Hanya saja, secara teknis yang bertanggung jawab atas pelestarian budaya keraton menjadi kewenangan Kementerian Pendidikan dan Kebudayaan.

Jadi Cagar Budaya

Berbeda dengan Bahtiar, Arief menilai dalam tataran pelaksanaan di lapangan, apa yang difasilitasi oleh Kemendagri melalui Permendagri Nomor 39 tahun 2007 itu belum berjalan secara maksimal. Jika melihat dari besaran anggaran untuk pelestarian kebudayaan, anggaran APBD yang dialokasikan untuk pelestarian budaya di lingkungan keraton itu masih jauh dari yang diharapkan. Sehingga, itu tidak dapat dimaknai tanggung jawab pemerintah sudah selesai setelah menerbitkan Permendagri tersebut.

Arief mengatakan, lahirnya Permendagri Nomor 39 tahun 2007 itu karena Forum Silaturahmi Keraton Nusantara yang sejak tahun 2006 mendorong Kemendagri dapat memfasilitasi peraturan agar pemerintah daerah memiliki perhatian terhadap keraton-keraton yang ada.

Kasad Jenderal TNI Mulyono dianugerahi gelar oleh Kesultanan Kutai Kertanegara.

Kesultanan Kutai Kertanegara memberi gelar kehormatan kepada Kasad Jenderal TNI Mulyono

Lebih jauh ia berharap, seharusnya pemerintah dapat membuat undang-undang yang secara khusus mengatur nomenklatur tentang keraton atau kerajaan yang hingga saat ini masih ada. Sebab, kalau dilihat dari undang-undang yang ada, hampir bisa dikatakan nomenklatur yang mengatur keraton secara khusus itu tidak ada.

"Ini kalau bicara nomenklatur keraton yang secara khusus ya, baik itu keraton, istana, kedatuan, Bala Lompoan, puri, itu semua tidak ada nomenklatur yang mengatur itu. Misalnya disisipkan di UU Cagar Budaya kek, itu juga tidak ada nomenklatur keraton di undang-undang itu. Misalnya di undang-undang yang baru lahir tentang Kemajuan Kebudayaan di situ juga tidak ada," ujarnya.

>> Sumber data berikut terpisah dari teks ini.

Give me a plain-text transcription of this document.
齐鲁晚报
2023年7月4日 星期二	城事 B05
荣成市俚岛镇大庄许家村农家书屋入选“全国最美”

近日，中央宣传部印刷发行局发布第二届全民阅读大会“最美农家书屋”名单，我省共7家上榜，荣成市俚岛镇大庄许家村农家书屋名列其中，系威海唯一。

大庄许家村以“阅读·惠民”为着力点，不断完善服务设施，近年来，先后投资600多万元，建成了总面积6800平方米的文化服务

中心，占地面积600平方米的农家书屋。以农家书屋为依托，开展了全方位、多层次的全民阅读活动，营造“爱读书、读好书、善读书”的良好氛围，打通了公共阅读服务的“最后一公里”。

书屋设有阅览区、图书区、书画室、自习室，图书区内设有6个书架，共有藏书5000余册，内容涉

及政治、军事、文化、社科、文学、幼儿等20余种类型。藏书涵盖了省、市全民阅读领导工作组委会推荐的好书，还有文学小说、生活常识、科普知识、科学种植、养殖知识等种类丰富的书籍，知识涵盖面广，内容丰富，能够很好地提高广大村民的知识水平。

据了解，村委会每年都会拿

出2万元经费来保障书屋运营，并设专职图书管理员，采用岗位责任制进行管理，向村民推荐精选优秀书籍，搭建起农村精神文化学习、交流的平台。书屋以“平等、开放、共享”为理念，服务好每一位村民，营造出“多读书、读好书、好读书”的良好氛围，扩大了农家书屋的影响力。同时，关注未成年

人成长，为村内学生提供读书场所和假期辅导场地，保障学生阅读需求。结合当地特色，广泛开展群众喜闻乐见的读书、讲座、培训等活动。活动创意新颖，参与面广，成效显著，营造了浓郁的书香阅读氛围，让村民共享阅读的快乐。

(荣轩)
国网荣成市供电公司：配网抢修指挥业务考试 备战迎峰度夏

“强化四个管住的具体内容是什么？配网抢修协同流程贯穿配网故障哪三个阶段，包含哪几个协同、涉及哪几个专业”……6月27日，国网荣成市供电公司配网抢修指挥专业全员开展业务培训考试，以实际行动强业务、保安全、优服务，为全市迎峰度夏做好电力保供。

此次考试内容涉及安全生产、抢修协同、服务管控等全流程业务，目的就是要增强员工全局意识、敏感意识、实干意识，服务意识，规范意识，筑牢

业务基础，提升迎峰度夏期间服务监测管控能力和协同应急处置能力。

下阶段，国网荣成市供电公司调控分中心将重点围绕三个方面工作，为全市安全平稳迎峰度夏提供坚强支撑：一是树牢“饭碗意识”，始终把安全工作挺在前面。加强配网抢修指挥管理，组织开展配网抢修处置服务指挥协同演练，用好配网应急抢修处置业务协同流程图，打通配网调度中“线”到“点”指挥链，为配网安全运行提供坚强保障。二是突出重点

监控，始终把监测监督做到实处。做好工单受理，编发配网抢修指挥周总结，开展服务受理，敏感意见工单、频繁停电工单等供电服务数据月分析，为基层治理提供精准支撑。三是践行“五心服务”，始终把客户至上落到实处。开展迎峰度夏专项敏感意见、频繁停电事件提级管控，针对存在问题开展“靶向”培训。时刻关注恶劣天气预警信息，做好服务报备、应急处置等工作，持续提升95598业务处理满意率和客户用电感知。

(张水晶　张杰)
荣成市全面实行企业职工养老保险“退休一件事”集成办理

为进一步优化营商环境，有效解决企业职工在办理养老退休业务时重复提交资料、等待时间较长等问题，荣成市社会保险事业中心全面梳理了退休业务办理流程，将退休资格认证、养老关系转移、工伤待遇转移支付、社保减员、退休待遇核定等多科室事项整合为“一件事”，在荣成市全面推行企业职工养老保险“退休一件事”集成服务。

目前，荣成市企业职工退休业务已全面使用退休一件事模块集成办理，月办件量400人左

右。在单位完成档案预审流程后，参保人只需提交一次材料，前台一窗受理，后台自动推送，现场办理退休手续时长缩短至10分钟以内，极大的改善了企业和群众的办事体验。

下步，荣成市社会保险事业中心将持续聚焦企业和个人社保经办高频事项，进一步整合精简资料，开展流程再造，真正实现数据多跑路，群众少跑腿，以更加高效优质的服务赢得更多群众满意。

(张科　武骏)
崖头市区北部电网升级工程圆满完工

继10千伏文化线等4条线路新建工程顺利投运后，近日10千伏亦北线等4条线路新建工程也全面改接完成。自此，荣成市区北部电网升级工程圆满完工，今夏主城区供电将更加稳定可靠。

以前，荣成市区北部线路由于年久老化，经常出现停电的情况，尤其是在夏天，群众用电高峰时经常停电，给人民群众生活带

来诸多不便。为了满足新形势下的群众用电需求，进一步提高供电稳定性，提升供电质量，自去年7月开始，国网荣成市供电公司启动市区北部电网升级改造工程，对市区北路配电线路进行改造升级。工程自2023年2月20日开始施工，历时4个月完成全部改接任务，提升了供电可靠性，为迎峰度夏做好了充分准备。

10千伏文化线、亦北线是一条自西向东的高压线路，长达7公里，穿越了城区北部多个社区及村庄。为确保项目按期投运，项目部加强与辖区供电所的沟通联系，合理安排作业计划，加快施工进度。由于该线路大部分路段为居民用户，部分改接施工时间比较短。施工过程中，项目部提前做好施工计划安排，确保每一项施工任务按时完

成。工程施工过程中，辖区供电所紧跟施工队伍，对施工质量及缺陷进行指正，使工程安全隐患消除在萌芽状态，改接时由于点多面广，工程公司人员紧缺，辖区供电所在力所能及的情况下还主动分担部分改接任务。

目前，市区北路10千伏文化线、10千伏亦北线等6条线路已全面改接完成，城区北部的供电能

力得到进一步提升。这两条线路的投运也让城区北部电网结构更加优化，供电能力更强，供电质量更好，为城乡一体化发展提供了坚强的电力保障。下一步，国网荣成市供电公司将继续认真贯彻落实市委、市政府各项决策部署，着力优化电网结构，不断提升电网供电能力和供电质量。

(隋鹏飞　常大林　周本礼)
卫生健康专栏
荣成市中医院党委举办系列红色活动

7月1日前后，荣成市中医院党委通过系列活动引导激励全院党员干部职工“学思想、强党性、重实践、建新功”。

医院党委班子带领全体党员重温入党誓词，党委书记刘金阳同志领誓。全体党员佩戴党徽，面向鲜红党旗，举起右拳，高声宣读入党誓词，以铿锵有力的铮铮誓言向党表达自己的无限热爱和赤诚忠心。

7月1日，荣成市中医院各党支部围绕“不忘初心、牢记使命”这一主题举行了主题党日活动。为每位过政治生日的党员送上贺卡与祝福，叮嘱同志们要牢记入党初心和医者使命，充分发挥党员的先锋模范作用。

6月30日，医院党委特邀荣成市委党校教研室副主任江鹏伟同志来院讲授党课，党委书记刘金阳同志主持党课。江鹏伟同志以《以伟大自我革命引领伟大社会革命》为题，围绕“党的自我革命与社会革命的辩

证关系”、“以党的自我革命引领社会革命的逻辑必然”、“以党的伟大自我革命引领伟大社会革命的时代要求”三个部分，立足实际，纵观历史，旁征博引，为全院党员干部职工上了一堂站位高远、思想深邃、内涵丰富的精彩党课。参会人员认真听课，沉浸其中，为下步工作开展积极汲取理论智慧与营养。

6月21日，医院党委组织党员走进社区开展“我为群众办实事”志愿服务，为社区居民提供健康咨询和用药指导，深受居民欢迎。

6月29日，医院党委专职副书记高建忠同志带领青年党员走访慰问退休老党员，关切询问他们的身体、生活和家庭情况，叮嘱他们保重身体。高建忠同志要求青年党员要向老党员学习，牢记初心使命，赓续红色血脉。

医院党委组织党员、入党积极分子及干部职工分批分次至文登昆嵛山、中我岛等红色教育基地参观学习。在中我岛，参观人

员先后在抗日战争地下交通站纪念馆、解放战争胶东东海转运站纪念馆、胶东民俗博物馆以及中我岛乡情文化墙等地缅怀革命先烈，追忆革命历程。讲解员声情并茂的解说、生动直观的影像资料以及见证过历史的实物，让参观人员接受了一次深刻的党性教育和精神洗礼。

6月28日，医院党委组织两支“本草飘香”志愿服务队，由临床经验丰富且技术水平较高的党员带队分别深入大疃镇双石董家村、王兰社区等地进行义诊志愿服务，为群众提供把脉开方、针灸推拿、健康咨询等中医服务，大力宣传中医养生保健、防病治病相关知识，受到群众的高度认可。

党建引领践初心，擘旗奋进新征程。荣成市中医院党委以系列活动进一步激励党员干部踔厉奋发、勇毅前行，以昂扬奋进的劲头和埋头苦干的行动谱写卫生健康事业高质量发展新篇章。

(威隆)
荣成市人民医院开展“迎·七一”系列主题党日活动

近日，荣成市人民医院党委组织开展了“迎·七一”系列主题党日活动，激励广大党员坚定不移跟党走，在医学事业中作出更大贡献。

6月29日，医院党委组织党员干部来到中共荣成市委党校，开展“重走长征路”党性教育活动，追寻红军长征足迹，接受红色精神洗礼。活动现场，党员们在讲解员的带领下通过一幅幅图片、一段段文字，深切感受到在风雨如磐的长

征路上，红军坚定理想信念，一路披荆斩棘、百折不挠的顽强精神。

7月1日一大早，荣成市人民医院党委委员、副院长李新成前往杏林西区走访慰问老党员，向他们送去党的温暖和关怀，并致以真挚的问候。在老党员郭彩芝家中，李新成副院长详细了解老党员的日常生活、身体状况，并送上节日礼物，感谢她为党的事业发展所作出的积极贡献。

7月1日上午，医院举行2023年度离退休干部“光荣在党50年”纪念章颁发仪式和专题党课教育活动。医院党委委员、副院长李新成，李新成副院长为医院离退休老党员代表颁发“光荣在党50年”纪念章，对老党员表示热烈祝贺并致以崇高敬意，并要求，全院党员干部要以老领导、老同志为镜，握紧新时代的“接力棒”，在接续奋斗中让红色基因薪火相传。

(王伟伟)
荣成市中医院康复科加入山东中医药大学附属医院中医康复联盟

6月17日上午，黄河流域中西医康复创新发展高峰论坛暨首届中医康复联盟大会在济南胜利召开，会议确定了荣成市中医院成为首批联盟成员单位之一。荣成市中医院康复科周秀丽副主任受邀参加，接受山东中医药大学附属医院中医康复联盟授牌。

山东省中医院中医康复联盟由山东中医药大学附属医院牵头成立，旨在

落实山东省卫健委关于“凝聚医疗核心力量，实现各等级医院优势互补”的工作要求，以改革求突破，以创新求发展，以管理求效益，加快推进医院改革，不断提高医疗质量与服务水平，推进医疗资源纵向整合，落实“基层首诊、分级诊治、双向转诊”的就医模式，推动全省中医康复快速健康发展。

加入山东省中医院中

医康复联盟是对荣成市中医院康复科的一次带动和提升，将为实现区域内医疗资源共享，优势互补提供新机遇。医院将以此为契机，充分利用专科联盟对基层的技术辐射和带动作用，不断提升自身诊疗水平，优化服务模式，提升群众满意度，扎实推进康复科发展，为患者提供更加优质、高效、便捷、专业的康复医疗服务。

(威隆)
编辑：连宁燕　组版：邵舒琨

"Jadi baru itu saja nomenklatur yang ada (Permendagri Nomor 39 tahun 2007), itu Peraturan Menteri, bukan undang-undang. Dan itu pun sekarang tidak berfungsi optimal dilaksanakan oleh pemerintah daerah. Nah, ini salah satu upaya kita agar pemerintah daerah dapat membantu keraton-keraton yang ada di daerah agar mengalokasikan anggaran daerahnya, tapi ini tidak maksimal, karena tidak semua daerah berjalan," tambahnya.

Ia menilai, potensi pendapatan negara dan pendapatan pemerintah daerah yang dapat diperoleh dari pelestarian budaya di lingkungan keraton yang saat ini masih ada, seharusnya dapat dioptimalkan oleh pemerintah pusat dengan cara merawat dan menjaga adat istiadat dan budaya keraton. Potensi itu dapat terealisasi kalau kondisi keraton di Indonesia mendapatkan perhatian penuh dari pemerintah pusat, terutama terkait dengan anggaran untuk perawatan.

"Budaya keraton itu jendelanya Indonesia. Kita tahu bahwa 60 persen turis yang datang ke Indonesia adalah wisatawan budaya. Jadi ini budaya, adat istiadat, kesenian keraton ini berpotensi untuk meningkatkan pendapatan pemerintah loh," katanya.

Bahtiar mengakui bahwa alokasi anggaran untuk melestarikan dan merawat keraton memang belum maksimal. Namun, ia berharap agar Forum Silaturahmi Keraton Nusantara ini dapat memahami alokasi anggaran yang ada. Sebab, selain untuk perawatan keraton, alokasi anggaran juga diberikan untuk hal-hal prioritas yang lainnya seperti pendidikan, kesehatan, infrastruktur, dan lain sebagainya.  

"Tapi bukan berarti merawat keraton, melestarikan budaya yang ada itu kita abaikan. Kan tetap saja ada yang memang harus menjadi prioritas kan. Karena negara ini harus tetap berjalan. Karena kalau bicara negara ini kan banyak sekali yang harus diurus kan."